I suppose we do want to know metrics around how many RPCs are required to serve the request, especially when those include additional RPCs like system RPCs, which may not always be required. But those are more difficult to instrument, and so we are choosing to instrument mutation planning, only because it's a top-level "span" and we don't need to plumb the instrumentation all the way down through the code?

d-c-manning avatar Feb 19 '25 00:02 d-c-manning

1 ms was important for a huge time taken? How huge was the huge time?
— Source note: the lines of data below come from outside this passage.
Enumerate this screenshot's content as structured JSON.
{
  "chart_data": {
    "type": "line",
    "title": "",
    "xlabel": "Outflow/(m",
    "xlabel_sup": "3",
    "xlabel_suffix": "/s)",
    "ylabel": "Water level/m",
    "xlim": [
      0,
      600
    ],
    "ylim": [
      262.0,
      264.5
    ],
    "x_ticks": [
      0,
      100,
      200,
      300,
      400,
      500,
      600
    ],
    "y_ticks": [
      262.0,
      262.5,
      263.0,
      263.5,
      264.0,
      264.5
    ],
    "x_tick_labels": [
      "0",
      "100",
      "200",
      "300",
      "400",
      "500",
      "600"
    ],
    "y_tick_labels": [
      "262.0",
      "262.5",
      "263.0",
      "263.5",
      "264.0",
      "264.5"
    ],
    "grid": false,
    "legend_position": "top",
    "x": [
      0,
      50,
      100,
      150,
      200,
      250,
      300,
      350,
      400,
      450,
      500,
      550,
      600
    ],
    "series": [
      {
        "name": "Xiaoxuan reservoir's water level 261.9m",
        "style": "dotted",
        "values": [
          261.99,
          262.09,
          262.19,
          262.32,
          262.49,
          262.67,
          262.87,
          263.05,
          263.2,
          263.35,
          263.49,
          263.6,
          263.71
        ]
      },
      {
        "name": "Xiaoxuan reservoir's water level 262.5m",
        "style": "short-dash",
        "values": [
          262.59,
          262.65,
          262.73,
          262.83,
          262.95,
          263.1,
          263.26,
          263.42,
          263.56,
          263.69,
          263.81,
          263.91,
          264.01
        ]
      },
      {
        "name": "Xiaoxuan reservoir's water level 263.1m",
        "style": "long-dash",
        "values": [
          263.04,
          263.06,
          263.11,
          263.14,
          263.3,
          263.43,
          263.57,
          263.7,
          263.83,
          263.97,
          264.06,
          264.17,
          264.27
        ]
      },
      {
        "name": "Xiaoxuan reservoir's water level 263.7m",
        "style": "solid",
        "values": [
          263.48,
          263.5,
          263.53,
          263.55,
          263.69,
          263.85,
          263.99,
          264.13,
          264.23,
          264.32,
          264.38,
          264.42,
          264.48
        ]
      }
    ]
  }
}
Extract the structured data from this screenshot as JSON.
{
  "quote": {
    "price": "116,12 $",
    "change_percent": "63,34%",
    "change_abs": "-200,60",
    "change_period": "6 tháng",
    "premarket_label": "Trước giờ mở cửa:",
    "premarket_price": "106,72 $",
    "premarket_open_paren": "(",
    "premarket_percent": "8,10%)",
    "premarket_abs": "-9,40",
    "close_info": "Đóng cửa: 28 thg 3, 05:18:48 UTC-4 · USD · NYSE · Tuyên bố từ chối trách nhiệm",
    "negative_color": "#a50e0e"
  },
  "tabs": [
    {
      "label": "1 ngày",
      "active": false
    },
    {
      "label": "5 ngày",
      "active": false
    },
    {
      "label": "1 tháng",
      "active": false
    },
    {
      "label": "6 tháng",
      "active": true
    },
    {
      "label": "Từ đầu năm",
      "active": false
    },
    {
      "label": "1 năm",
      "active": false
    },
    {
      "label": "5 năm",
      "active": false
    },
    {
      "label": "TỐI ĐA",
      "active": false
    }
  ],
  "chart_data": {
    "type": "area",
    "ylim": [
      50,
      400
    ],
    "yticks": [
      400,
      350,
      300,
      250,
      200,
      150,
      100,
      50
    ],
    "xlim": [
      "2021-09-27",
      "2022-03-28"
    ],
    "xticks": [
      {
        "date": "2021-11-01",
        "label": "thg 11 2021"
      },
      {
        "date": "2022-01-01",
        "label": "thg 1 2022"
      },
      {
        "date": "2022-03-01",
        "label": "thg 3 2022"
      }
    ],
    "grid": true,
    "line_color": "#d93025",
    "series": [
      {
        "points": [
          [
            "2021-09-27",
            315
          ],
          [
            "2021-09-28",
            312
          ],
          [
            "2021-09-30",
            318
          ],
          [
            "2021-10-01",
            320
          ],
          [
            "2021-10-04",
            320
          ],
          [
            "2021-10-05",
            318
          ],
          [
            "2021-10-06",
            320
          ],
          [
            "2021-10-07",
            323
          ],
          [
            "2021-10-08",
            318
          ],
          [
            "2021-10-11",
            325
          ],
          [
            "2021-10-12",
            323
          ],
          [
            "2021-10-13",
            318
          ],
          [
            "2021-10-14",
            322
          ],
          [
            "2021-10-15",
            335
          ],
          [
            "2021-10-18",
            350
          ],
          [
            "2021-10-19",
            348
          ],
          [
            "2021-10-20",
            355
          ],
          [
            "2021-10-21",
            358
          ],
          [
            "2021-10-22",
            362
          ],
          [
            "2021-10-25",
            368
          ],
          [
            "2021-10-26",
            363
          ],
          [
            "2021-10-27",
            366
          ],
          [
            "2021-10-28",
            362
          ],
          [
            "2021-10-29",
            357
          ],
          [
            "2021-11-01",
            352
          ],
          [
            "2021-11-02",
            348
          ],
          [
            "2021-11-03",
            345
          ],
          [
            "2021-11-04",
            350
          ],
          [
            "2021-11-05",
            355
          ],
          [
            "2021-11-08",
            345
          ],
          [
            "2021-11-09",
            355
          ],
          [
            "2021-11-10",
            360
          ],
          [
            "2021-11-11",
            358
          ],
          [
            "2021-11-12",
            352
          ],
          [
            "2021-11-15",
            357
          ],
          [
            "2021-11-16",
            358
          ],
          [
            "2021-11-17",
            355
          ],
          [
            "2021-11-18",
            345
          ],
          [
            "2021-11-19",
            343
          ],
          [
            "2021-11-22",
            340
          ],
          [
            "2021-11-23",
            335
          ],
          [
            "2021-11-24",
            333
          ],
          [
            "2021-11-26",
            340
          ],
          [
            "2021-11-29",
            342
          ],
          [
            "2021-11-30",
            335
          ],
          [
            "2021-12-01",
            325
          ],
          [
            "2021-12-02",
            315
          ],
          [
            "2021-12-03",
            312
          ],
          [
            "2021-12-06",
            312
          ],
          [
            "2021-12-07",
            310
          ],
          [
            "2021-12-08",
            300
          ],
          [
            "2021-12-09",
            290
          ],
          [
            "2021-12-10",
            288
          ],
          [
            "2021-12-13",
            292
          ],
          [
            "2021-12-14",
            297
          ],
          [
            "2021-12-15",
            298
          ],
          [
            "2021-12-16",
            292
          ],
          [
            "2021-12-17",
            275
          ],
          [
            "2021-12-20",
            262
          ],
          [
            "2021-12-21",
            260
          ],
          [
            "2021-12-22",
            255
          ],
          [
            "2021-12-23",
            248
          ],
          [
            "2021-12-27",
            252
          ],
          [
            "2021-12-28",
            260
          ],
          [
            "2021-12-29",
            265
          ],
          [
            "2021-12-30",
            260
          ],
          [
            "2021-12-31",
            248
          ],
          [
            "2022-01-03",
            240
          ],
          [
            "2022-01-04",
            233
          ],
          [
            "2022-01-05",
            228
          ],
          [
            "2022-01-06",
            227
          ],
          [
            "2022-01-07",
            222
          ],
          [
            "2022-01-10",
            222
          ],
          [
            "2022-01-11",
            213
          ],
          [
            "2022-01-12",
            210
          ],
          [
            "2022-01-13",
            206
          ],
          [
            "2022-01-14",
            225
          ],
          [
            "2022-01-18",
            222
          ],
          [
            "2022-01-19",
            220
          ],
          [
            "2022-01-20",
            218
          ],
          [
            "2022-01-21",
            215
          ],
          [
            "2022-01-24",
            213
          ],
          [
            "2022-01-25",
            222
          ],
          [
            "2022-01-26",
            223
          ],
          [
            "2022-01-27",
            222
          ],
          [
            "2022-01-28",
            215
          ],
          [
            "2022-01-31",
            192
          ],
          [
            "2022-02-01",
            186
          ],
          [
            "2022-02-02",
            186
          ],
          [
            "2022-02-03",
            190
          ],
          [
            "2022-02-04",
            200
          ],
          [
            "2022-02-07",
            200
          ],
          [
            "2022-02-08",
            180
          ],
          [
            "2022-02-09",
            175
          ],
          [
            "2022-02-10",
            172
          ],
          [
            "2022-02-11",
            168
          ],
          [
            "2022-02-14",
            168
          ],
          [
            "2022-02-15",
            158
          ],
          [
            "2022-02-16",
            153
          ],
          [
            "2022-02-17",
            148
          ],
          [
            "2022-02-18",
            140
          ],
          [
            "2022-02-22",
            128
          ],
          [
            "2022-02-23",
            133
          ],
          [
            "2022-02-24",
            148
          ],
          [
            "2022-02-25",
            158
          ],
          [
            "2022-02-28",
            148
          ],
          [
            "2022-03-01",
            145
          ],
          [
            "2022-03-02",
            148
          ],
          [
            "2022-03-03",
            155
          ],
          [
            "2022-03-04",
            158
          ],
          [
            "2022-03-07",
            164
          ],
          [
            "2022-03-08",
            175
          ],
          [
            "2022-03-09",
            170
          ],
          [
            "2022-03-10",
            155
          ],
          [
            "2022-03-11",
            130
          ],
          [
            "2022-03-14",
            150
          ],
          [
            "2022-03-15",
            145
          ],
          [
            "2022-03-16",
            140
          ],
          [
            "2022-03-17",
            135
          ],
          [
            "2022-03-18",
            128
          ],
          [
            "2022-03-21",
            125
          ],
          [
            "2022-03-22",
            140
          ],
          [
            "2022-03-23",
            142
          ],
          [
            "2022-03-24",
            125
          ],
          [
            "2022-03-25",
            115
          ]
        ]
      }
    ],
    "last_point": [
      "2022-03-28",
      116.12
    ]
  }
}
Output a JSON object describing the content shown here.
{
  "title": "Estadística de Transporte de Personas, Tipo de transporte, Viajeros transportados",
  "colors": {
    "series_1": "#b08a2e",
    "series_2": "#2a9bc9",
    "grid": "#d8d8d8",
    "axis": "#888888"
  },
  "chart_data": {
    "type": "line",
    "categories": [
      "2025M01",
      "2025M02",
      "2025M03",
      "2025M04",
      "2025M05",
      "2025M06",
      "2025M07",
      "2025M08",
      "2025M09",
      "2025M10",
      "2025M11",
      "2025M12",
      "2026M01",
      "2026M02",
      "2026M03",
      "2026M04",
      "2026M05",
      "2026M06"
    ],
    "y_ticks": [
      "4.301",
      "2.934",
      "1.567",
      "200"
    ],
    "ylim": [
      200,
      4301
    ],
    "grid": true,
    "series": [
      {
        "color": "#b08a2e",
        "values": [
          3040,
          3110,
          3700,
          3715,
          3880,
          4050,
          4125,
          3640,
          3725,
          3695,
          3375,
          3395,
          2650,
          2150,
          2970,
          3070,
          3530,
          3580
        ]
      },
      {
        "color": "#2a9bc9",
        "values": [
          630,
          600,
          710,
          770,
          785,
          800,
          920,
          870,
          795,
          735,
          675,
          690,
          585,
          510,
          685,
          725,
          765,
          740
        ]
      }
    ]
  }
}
Extra 1ms was spent in every executeUpdate() call and a user was trying to insert 2M rows so, it ended up taking ~26 mins while if we remove that 1ms from executeUpdate() then 2M rows can be inserted within 24-25 secs. And, the intention was to ultimately insert 40M rows which would shown regression in hrs. The extra 1ms was being taken to get table metadata from SYSCAT.

Did the 1 ms include any metadata RPCs, and if so, should the metric be captured specifically for calls to SYSTEM.CATALOG or meta or something similar? In this way, we need not spend cycles measuring local work that is expected to be fast.

The extra 1ms did come from time spent in call to SYSCAT to get table metadata and we can add a metric to specifically tell us if call to SYSCAT RS was done or not. But in my opinion a regression can be introduced in these paths at any time. This time the regression was extra metadata call but next time it can be something else. So, I think we can capture the time taken by stages to ensure that each stage is behaving as expected.

Is this metric/log only going to be useful in the cases where we send RPCs, or do we think that we really are spending a lot of time locally in planning, without any network calls?

I believe this metric can help us highlight any future regressions introduced in the path of mutation planning as this time the first task was to confirm that a regression has been introduced. Currently, because of lack of metrics for mutation planning stages we can't even tell if a regression has been introduced.

Any JVM pause for GC or otherwise could likely last longer than 0.5 milliseconds, so the log message, if that's the choice, shouldn't be misleading that it is some kind of error or egregious performance scenario.

Yeah, I plan to log a generic warning message that mutation planning took x time compared to some expected y threshold and I also plan to make that threshold configurable on client side via a config.

I suppose we do want to know metrics around how many RPCs are required to serve the request, especially when those include additional RPCs like system RPCs, which may not always be required. But those are more difficult to instrument, and so we are choosing to instrument mutation planning, only because it's a top-level "span" and we don't need to plumb the instrumentation all the way down through the code?

Actually, I didn't think of adding a metric to measure if RPC call is being done to SYSCAT to get metadata as my aim was to have a way to tell in future that regression has been introduced in mutation planning stage as its a very hot method call. Having such a metric to measure if RPC call was done to SYSCAT RS can help quickly root cause. So, once we know that a regression has been introduced in mutation planning then we can check such metric to quickly root cause. WDYT?

sanjeet006py avatar Feb 24 '25 09:02 sanjeet006py

Makes sense to me. But then if this is a heavily used code path, isn't a metric a better choice than a log? It sounds like you would want a threshold that is <1 ms, but that threshold can be exceeded on a JVM pause, or on any RPC call. It will be noisy, but it sounds like if it's much greater than 1ms, then it won't be useful to you. I understand there was some regression that had more metadata RPC calls than expected... but that it will still be normal for the occasional plan to require a metadata RPC. And if so, that wouldn't necessarily be a problem that deserves a log? Would the metric be sufficient then? Maybe I misunderstand the value we get from the log vs. the metric. CC @tkhurana

d-c-manning avatar Feb 25 '25 06:02 d-c-manning